Bütün bu umut verici gelişmelere rağmen TKB ortaklığının, yani üye belediyelerimizin yeniden gözden geçirmesi “gerekirse yeniden yapılandırması” gereken alanlar var. Bunların başında “iletişim ve tanıtım” geliyor.

“İletişim” gerekiyor, çünkü var olan güncel yönetim ve siyaset bilgilerimize ek olarak artık, tarihi miras ve bu zenginliğin yaşatılması konusunda bilgisel bir zemine kavuştuk. Bu bilgiyi STK’lardan eğitim kurumlarına kadar kentin diğer ortaklarıyla paylaşabilecek durumdayız. Kentimizin zengin mirası konusunda doğrudan anlatıcılar haline geldik.

 Ancak şunu da atlamamak gerek; onardığımız, restore ettiğimiz, işlevlendirdiğimiz maddi tarih varlıklarıyla, belgeleyip canlandırdığımız somut olmayan kültür mirasıyla bir yandan tarihsel bilgiyi derliyoruz; diğer yandan da yeniden bilgi üretiyoruz.  Bir yandan kentsel bilgi dünyasını büyütüyoruz, öte yandan günümüzün ve geleceğin kuşakları için yeni bir bellek-hafıza üretiyoruz. Bilgi-bellek zeminindeki bu kazanımlarla daha başarılı sunumlar ve ürünler vermek mümkün. Kentsel kimliğe giden yolun inşa taşlarına artık sahibiz.

 

Öte yandan “tanıtım” da gerekiyor. Çünkü her şeyden önce şimdi, kentimizin kimliğini ifade etmede yaslanacağımız ürünlerimiz var. Maddi sonuçlar ürettik; belgeler, bilgiler derledik. Artık kendini ve kimliğini koruyabilmiş başka kentlerin resimlerine bakarak imrendiğimiz pek çok  ‘görüntü’ ve  ‘bilgi’ye biz de sahibiz. Üstelik koruma-yaşatma süreçlerini yaşayan, oluşumların tanığı ve sahibi kentlilerimiz var.
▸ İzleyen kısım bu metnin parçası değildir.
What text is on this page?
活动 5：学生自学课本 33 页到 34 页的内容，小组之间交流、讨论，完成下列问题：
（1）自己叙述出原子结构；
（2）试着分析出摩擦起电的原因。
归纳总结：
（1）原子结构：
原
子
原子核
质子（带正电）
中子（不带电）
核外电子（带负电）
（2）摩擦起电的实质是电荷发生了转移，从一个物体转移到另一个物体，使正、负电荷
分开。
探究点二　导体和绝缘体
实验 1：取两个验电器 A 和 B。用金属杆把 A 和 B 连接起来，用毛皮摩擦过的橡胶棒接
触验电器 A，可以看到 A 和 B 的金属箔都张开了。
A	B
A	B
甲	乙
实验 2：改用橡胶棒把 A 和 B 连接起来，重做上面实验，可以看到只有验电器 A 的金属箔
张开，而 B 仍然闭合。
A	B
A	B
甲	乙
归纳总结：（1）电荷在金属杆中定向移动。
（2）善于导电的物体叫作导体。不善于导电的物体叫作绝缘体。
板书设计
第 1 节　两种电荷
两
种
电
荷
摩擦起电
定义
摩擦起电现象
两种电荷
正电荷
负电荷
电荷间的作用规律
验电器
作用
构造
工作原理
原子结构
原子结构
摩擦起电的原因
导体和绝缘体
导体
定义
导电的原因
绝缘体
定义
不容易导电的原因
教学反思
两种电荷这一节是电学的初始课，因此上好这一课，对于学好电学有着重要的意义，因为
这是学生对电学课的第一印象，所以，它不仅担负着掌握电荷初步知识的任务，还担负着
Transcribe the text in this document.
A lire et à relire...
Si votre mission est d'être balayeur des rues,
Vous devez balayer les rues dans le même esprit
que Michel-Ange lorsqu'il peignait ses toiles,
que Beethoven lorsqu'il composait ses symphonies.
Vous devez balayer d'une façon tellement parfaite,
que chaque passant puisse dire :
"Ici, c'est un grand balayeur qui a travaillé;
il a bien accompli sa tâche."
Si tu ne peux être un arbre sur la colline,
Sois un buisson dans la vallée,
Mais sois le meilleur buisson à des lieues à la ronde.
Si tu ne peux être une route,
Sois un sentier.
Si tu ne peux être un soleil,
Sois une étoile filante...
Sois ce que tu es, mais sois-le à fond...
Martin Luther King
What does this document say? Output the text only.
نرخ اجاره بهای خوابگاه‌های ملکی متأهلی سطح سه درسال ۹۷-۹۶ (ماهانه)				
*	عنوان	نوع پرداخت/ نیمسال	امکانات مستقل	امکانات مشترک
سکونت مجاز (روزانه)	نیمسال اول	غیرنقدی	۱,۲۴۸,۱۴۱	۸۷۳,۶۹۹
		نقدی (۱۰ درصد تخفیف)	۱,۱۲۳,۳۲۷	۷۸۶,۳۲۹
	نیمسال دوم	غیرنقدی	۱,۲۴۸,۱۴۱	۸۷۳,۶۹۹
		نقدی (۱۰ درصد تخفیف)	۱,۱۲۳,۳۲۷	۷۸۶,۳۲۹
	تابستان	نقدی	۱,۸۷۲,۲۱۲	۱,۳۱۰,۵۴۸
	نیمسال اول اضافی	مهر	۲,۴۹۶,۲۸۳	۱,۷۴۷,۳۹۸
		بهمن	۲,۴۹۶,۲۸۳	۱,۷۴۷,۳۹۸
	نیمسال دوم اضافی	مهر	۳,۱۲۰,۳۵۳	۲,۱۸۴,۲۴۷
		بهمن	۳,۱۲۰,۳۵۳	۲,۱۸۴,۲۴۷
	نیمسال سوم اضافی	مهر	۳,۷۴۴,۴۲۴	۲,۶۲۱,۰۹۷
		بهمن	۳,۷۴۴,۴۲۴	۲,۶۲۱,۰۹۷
Ama ortak bir eksiğimiz de var. “Tanıtım ve iletişim” alanında yaygın hataları paylaşıyoruz. Geçmişin yanlış alışkanlıklarını tekrarlıyoruz. Bu nedenle kullanılan teknolojiden yöntemlere kadar dağınıklık içindeyiz. Elbette profesyonel destek alarak bunu aşabilen yerel yönetimler ve yöneticilerimiz var.  Ama genel anlamda “kent ve imar” sorunlarında olduğu gibi ortak bir akla ve stratejiye ihtiyacımız var. Eğer dayanışma ve eğitim ile bu sorunu çözebilirsek söz konusu alanın ortak bilgi zemininden, her belediyenin kendine özgü çözümler ve ürünler üretmesi en doğal ve doğru sonuç olacak.

Bellek üretiyoruz

Her şeyden önce şunu paylaşmak gerekir; bugün kentlerimizde tarihi miras korumacılığı alanında gerçekleşenler bir tür “bellek-hafıza” üretme çabasıdır. Bu bellek çalışmaları en yalın anlamda zamanın iki yönüne, geçmişe ve geleceğe yürüyen, izler bırakan çalışmalardır. Her bellek oluşumunda olduğu gibi, bir sonraki varlık/oluşum bir öncekinden daha çok bilgi ve görgü taşır. O zaman şunu vurgulamakta yarar var:  TKB üyelerinin gerçekleştirdiği çabalar sadece kentsel ve mekânsal düzenlenmeler/restorasyonlar olarak, derlemeler ve yayınlar olarak algılanmamalı.  Bu çabalar aynı anda, günümüz tarihini ifadelendirmede kullanılacak ‘ilerleme ve gelişme’ gibi,‘koruma-yaşatma’ gibi temel nirengileri de oluşturur. Yarattığımız bu örneklere bakarak kent estetiğinden, kent sosyolojisine kadar pek çok alanda ‘veri’ üretiyoruz. Kentsel yaşama önerilerde bulunuyor, yeni bir toplumsal yaşamın  –mütevazı de olsa- inşasına çabalıyoruz.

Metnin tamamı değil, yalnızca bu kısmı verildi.